А у тебя, сын, нет ли чего нового? Весточек никаких?..»

Мне показалось, что слова эти были не карандашом написаны на бумаге, а чем-то кремнево-крепким выбиты на моей памяти.

Как на бронзе…

Теперь вот рядом со строчками письма — строчки «похоронной».

Свинцово отливаются и застывают перед глазами буквы, слова…

Читаешь — и как бы опустошаешь самого себя, в каждой из этих букв и строчек — жестокая, убивающая сила, какой ты еще не знал.

Мать отошла к окну, закусила дрожащие губы. Она уже выплакалась по мужу, а теперь…

Как сдержать эти слезы?

Слезы, разделяющие сыновью беду?

Такова, видно, испокон судьбина матери: выплакивать свое, а потом и дитячье, как она говорила, горе. Все несладкое — пополам.

Какие ни случаются житейские смерчи и бури, они первым делом — на ее ветви, в ее паруса.

А тут такой град!

Незнамо, неведомо, кого ударило вчера, кого в сию вот минуту, а чья очередь завтра…

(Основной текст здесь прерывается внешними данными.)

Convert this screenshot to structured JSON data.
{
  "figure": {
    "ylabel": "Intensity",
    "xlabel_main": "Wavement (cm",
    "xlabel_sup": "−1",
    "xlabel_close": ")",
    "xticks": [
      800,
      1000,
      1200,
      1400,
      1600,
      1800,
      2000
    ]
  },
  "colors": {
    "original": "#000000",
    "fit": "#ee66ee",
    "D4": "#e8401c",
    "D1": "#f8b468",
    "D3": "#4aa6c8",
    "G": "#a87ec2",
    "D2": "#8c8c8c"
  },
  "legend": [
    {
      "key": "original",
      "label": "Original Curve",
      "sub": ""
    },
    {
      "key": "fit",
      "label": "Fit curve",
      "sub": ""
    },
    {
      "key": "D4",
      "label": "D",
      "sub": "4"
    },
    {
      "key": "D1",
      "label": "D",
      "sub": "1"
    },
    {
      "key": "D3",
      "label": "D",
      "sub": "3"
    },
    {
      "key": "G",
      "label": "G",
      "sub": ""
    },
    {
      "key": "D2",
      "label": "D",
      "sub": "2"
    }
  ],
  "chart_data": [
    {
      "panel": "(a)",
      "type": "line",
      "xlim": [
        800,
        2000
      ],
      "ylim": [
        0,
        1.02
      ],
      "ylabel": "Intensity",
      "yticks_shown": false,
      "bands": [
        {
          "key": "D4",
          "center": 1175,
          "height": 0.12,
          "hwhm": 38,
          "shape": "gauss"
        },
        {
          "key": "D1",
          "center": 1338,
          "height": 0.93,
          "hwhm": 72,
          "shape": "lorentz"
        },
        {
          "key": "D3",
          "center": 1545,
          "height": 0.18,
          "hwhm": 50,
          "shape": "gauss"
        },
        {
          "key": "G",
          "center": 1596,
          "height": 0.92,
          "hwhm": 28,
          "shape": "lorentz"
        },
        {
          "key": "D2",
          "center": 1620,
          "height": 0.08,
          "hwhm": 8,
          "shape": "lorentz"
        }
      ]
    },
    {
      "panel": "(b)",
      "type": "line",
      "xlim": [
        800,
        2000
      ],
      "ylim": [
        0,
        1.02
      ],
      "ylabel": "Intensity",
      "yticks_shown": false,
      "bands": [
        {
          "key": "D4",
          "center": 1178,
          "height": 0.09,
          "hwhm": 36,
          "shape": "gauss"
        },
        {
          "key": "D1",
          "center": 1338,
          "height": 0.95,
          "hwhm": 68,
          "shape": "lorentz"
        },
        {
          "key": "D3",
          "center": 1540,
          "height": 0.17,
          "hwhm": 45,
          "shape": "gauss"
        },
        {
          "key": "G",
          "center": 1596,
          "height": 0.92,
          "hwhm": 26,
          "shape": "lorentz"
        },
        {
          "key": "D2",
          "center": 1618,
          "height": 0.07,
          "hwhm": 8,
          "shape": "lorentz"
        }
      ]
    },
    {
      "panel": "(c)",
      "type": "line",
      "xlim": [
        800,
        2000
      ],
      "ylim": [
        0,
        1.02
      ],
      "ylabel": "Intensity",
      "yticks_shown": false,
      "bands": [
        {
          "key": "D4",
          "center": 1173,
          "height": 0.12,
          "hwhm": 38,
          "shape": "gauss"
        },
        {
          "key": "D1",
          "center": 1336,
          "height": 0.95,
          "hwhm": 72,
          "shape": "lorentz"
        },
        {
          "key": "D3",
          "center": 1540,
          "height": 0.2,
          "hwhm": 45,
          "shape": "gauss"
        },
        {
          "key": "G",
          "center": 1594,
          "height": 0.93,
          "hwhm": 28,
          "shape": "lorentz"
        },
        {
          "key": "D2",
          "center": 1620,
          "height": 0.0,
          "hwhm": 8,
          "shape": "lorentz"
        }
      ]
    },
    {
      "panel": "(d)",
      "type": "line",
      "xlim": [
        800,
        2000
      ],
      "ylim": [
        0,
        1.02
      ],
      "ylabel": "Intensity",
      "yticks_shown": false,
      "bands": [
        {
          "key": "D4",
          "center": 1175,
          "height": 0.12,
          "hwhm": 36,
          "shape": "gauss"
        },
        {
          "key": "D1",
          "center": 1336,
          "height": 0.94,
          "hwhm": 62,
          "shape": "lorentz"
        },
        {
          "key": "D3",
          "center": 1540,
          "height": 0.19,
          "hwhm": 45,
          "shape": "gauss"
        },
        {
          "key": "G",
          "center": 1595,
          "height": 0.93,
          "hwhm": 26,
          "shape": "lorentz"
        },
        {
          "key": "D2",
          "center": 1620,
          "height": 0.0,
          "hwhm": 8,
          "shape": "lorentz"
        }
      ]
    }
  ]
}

Великой радостью (такой великой, что нет еще тому назначенного слова) было освобождение от оккупации. Восемьсот суток тревоги и тревоги. Тысяча шестьсот кошмарных ночей… Да, тысяча шестьсот ночей, потому что день в оккупационную пору ничем не был лучше ночи…

Наконец загромыхали дали.

Долгожданно, яростно, по-праздничному.

Был это орудийный гул или ветры приносили торжественную музыку?..

Шел свет.

Шел гнев.

Шла (о, это тоже бывает опьяняющей музыкой!) праведная месть.

Упала завеса.

Потекли селом и всегда хорошо видимым шляхом у леса — солдаты, солдаты, солдаты.

Свои!

Лица — свои. Улыбки — свои. Шутки — свои. Песни — свои. Крепкое словцо — свое.

Наводнение радости!

А по ее волнам — хрупкая лодчонка надежды: сейчас, сейчас, сию вот минуту отделится один из идущих от строя…

Или торопливо, ликующе (все лицо — одна улыбка!) вынырнет из остановившегося танка…

Или выпрыгнет на ходу из кузова той вон машины: «А вот и я!..»

Хотя бы один из четверых!

Небо и земля высекут в глазах матери молнию…

Молнию?

Да нет, будет это самое простое на свете слово:

— Мама!..

Или:

— Мань!..

Не сверкнула молния.

И захолонуло в груди: какими будут вести?

Восемьсот суток не видели глаза почтальона — должен же он наконец прийти!

Что он принесет?..

Почтальон принес письма. Не помнит уже мать, от которого вначале. Ах да. Было сразу два. А потом, день по дню, еще два.

Живы!


А через пять месяцев эта «похоронная»…


Ни одна слезинка матери не попала в письма к сыновьям. Неровно и трудно написанные строчки звучали почти по-прежнему. Может, чуть сдержаннее стали в ласковости.